Friday, Jul. 17, 1964

Just Storing Up Energy?

Lyndon Johnson a retiring sort? Lyndon Johnson dodging publicity? Perish the thought. But there he was --ducking reporters, scurrying to secret hide aways and acting for all the world like some latter-day Greta Garbo.

Off to Texas for a long July 4 weekend, the President all but said, "I vant to be alone." The L.B.J. ranch was declared off limits to reporters, who played pinochle and poker in Austin, 65 miles away. Persistent prodding of Presidential Press Secretary George Reedy got them nowhere. At one point, Reedy snapped: "As to what he did today, I do not go into matters of social or personal activities. The President regards going to church or various types of ranch activities, or boating--which I know is going to be raised somewhere along the line--as a purely personal affair."

Cruise in the Sun. At that, Lyndon spent little time at the L.B.J. ranch, slipping off to a smaller, more secluded spread called Haywood Ranch, which he owns along with A. W. Moursund, a Johnson City lawyer and a trustee of the L.B.J. business interests. Built on a knoll between the Llano River and a 1,620-ft. hill called Packsaddle Mountain, some 25 miles from the L.B.J. ranch, Haywood is a working spread. The one-story white house is neatly fenced to keep out grazing cattle.
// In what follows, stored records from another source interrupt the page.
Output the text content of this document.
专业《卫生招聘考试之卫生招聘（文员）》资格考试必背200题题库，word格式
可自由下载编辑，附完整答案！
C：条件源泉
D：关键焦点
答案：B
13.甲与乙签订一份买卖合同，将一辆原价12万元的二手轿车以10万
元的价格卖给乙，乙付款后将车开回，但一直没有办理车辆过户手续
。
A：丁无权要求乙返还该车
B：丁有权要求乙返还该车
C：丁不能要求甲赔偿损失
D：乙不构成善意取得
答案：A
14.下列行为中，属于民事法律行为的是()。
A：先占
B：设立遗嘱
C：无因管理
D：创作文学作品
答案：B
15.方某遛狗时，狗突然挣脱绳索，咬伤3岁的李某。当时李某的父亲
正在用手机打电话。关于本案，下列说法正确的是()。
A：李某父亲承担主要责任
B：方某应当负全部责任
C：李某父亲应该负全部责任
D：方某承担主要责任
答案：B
But these days some changes have been made. A new boathouse rises from the Llano River's edge just as it begins broadening to become Granite Shoals Lake. There, a recently acquired 28-ft. cabin cruiser and a snappy black runabout are moored. With a handful of family, close friends and White House staff, the President cruised the choppy water sunning himself. At least once, the President took the controls of the runabout to give Lynda Bird some water-skiing practice. After several spills, Lynda gave up.
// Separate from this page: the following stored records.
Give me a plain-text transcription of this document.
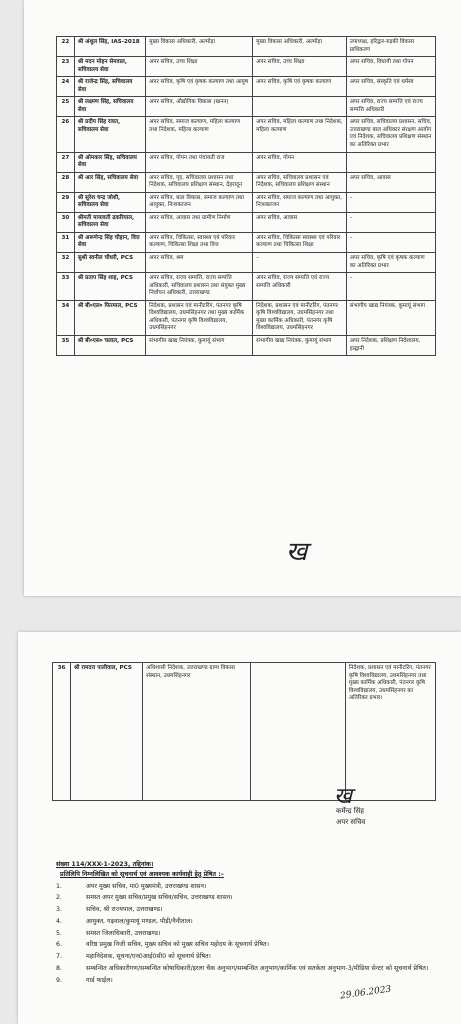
22	श्री अंशुल सिंह, IAS-2018	मुख्य विकास अधिकारी, अल्मोड़ा	मुख्य विकास अधिकारी, अल्मोड़ा	उपाध्यक्ष, हरिद्वार-रुड़की विकास प्राधिकरण
23	श्री मदन मोहन सेमवाल, सचिवालय सेवा	अपर सचिव, उच्च शिक्षा	अपर सचिव, उच्च शिक्षा	अपर सचिव, विधायी तथा गोपन
24	श्री राजेन्द्र सिंह, सचिवालय सेवा	अपर सचिव, कृषि एवं कृषक कल्याण तथा आयुष	अपर सचिव, कृषि एवं कृषक कल्याण	अपर सचिव, संस्कृति एवं धर्मस्व
25	श्री लक्ष्मण सिंह, सचिवालय सेवा	अपर सचिव, औद्योगिक विकास (खनन)		अपर सचिव, राज्य सम्पत्ति एवं राज्य सम्पत्ति अधिकारी
26	श्री प्रदीप सिंह रावत, सचिवालय सेवा	अपर सचिव, समाज कल्याण, महिला कल्याण तथा निदेशक, महिला कल्याण	अपर सचिव, महिला कल्याण तथा निदेशक, महिला कल्याण	अपर सचिव, सचिवालय प्रशासन, सचिव, उत्तराखण्ड बाल अधिकार संरक्षण आयोग एवं निदेशक, सचिवालय प्रशिक्षण संस्थान का अतिरिक्त प्रभार
27	श्री ओमकार सिंह, सचिवालय सेवा	अपर सचिव, गोपन तथा पंचायती राज	अपर सचिव, गोपन	
28	श्री आर सिंह, सचिवालय सेवा	अपर सचिव, गृह, सचिवालय प्रशासन तथा निदेशक, सचिवालय प्रशिक्षण संस्थान, देहरादून	अपर सचिव, सचिवालय प्रशासन एवं निदेशक, सचिवालय प्रशिक्षण संस्थान	अपर सचिव, आवास
29	श्री सुरेश चन्द्र जोशी, सचिवालय सेवा	अपर सचिव, बाल विकास, समाज कल्याण तथा आयुक्त, निःशक्तजन	अपर सचिव, समाज कल्याण तथा आयुक्त, निःशक्तजन	–
30	श्रीमती मायावती ढकरियाल, सचिवालय सेवा	अपर सचिव, आवास तथा ग्रामीण निर्माण	अपर सचिव, आवास	–
31	श्री अरूणेन्द्र सिंह चौहान, वित्त सेवा	अपर सचिव, चिकित्सा, स्वास्थ्य एवं परिवार कल्याण, चिकित्सा शिक्षा तथा वित्त	अपर सचिव, चिकित्सा स्वास्थ्य एवं परिवार कल्याण तथा चिकित्सा शिक्षा	–
32	सुश्री स्वनील चौधरी, PCS	अपर सचिव, श्रम	–	अपर सचिव, कृषि एवं कृषक कल्याण का अतिरिक्त प्रभार
33	श्री प्रताप सिंह शाह, PCS	अपर सचिव, राज्य सम्पत्ति, राज्य सम्पत्ति अधिकारी, सचिवालय प्रशासन तथा संयुक्त मुख्य निर्वाचन अधिकारी, उत्तराखण्ड	अपर सचिव, राज्य सम्पत्ति एवं राज्य सम्पत्ति अधिकारी	–
34	श्री बी०एल० फिरमाल, PCS	निदेशक, प्रशासन एवं मानीटरिंग, पंतनगर कृषि विश्वविद्यालय, उधमसिंहनगर तथा मुख्य कार्मिक अधिकारी, पंतनगर कृषि विश्वविद्यालय, उधमसिंहनगर	निदेशक, प्रशासन एवं मानीटरिंग, पंतनगर कृषि विश्वविद्यालय, उधमसिंहनगर तथा मुख्य कार्मिक अधिकारी, पंतनगर कृषि विश्वविद्यालय, उधमसिंहनगर	संभागीय खाद्य नियंत्रक, कुमायूं संभाग
35	श्री बी०एस० चलाल, PCS	संभागीय खाद्य नियंत्रक, कुमायूं संभाग	संभागीय खाद्य नियंत्रक, कुमायूं संभाग	अपर निदेशक, प्रशिक्षण निदेशालय, हल्द्वानी
ख
36	श्री रामदत्त पालीवाल, PCS	अधिशासी निदेशक, उत्तराखण्ड ग्राम्य विकास संस्थान, उधमसिंहनगर		निदेशक, प्रशासन एवं मानीटरिंग, पंतनगर कृषि विश्वविद्यालय, उधमसिंहनगर तथा मुख्य कार्मिक अधिकारी, पंतनगर कृषि विश्वविद्यालय, उधमसिंहनगर का अतिरिक्त प्रभार।
ख
कर्मेन्द्र सिंह
अपर सचिव
संख्या 114/XXX-1-2023, तद्दिनांक।
प्रतिलिपि निम्नलिखित को सूचनार्थ एवं आवश्यक कार्यवाही हेतु प्रेषित :–
1.	अपर मुख्य सचिव, मा0 मुख्यमंत्री, उत्तराखण्ड शासन।
2.	समस्त अपर मुख्य सचिव/प्रमुख सचिव/सचिव, उत्तराखण्ड शासन।
3.	सचिव, श्री राज्यपाल, उत्तराखण्ड।
4.	आयुक्त, गढ़वाल/कुमायूं मण्डल, पौड़ी/नैनीताल।
5.	समस्त जिलाधिकारी, उत्तराखण्ड।
6.	वरिष्ठ प्रमुख निजी सचिव, मुख्य सचिव को मुख्य सचिव महोदय के सूचनार्थ प्रेषित।
7.	महानिदेशक, सूचना/एन0आई0सी0 को सूचनार्थ प्रेषित।
8.	सम्बन्धित अधिकारीगण/सम्बन्धित कोषाधिकारी/इरला चैक अनुभाग/सम्बन्धित अनुभाग/कार्मिक एवं सतर्कता अनुभाग-3/मीडिया सेन्टर को सूचनार्थ प्रेषित।
9.	गार्ड फाईल।
29.06.2023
Back in Washington, it was much the same story as the President spent another curiously quiet week with no more than a handful of ceremonial greetings for White House visitors and a routine ceremony to sign the $375 million mass-transit bill into law.
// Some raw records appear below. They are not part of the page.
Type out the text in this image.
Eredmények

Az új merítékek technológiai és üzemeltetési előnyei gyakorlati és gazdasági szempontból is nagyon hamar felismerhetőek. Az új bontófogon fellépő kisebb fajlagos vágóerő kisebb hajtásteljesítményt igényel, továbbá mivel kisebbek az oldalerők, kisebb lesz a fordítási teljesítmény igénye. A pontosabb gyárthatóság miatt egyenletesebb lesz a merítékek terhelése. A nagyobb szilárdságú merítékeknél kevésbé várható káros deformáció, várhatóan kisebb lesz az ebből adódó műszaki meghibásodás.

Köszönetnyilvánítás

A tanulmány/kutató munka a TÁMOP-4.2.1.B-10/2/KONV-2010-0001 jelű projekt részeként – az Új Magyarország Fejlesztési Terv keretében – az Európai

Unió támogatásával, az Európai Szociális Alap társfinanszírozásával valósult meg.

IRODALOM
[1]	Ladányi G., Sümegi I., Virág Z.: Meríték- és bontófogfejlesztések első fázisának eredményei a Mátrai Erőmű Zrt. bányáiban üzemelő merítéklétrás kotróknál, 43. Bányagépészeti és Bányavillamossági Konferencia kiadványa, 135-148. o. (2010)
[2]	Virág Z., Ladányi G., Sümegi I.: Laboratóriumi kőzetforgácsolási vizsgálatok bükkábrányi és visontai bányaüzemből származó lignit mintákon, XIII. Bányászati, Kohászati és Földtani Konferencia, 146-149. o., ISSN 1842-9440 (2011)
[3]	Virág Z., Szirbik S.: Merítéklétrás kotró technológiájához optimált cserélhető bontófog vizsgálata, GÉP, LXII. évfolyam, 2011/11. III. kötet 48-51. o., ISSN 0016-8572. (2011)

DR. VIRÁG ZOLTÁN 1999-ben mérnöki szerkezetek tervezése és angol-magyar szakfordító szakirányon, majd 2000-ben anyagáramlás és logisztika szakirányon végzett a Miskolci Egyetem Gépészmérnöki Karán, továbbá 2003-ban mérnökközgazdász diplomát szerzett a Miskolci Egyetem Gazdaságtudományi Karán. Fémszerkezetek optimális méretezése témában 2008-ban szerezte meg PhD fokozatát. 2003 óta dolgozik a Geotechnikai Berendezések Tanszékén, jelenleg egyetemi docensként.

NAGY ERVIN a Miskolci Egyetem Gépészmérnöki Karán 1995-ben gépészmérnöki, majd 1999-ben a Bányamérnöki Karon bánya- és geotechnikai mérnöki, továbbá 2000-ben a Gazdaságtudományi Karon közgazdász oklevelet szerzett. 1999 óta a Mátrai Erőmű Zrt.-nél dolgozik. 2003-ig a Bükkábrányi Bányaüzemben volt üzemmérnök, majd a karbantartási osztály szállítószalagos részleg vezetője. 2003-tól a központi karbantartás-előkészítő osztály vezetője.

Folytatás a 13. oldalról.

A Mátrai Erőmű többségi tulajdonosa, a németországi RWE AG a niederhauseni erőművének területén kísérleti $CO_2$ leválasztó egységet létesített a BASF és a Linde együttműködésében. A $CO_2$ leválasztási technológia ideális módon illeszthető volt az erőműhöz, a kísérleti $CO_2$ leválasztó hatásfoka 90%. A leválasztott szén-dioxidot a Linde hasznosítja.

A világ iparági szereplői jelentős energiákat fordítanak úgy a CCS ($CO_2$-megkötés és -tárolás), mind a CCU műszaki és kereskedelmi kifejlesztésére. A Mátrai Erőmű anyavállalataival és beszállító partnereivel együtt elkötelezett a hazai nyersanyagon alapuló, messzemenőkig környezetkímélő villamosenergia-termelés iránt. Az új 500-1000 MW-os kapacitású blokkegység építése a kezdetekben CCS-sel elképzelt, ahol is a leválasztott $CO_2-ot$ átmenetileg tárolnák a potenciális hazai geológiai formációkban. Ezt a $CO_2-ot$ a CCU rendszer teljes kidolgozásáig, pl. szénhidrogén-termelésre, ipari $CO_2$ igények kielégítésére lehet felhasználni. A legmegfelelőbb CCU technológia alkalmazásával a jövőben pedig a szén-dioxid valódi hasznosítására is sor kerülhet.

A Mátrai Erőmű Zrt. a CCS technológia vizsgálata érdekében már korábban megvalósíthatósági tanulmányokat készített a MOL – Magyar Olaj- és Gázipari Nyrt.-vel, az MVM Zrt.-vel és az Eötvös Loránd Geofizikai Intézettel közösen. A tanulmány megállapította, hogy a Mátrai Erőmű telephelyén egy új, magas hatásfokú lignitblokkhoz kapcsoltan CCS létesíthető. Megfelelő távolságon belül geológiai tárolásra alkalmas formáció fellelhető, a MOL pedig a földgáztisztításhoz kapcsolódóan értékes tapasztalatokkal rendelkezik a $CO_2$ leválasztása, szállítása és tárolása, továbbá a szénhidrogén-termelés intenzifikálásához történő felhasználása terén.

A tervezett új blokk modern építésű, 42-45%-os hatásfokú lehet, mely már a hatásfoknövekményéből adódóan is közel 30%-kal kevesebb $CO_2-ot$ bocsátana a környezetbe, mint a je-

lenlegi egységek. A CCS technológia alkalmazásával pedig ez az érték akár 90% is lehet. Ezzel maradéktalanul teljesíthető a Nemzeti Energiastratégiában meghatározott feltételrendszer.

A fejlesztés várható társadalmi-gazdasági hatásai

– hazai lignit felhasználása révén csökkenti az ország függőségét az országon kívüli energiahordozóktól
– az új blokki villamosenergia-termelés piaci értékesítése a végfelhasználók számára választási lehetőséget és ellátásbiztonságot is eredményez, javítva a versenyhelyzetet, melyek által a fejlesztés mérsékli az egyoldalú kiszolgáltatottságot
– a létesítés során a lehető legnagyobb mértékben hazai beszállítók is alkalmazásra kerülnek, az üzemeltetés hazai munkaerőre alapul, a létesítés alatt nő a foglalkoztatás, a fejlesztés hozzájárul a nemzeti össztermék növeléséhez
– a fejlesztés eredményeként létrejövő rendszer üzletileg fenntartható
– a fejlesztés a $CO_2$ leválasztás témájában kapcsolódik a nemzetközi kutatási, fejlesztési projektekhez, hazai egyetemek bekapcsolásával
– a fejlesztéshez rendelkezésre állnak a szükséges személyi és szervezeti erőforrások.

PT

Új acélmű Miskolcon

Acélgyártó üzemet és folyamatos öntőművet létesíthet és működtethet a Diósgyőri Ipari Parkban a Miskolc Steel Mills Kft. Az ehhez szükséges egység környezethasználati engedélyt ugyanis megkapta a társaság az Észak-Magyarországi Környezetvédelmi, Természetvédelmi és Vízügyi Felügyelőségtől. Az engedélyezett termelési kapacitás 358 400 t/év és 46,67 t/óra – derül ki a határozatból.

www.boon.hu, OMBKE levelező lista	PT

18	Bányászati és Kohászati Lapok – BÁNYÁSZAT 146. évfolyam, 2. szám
Perfect but Paunchy. This was far from the whirlwind Lyndon that Washington had come to know so well. And the rumor swiftly spread through the capital and its environs that Johnson, who suffered a massive heart attack in 1955, was ailing again. His aides vehemently denied such stories, insisted that the President is in perfect health. Still, the merest glance at photographs of him in swim trunks while boating in Texas would indicate that, if nothing else, he ought to go on a diet.

At week's end, perhaps now fearing that he had overcompensated and cut back too far, the President called his first press conference since June 23. He opened with glowing projections for the economy, then ranged from a potential running mate (he will make public no choice until the August convention) to civil rights (50 new FBI agents will be assigned permanently to a new office in Mississippi). The conference lasted a dreary 30 minutes. It all hardly added up to the old Lyndon Johnson, but maybe he is just storing up energy for the campaign to come.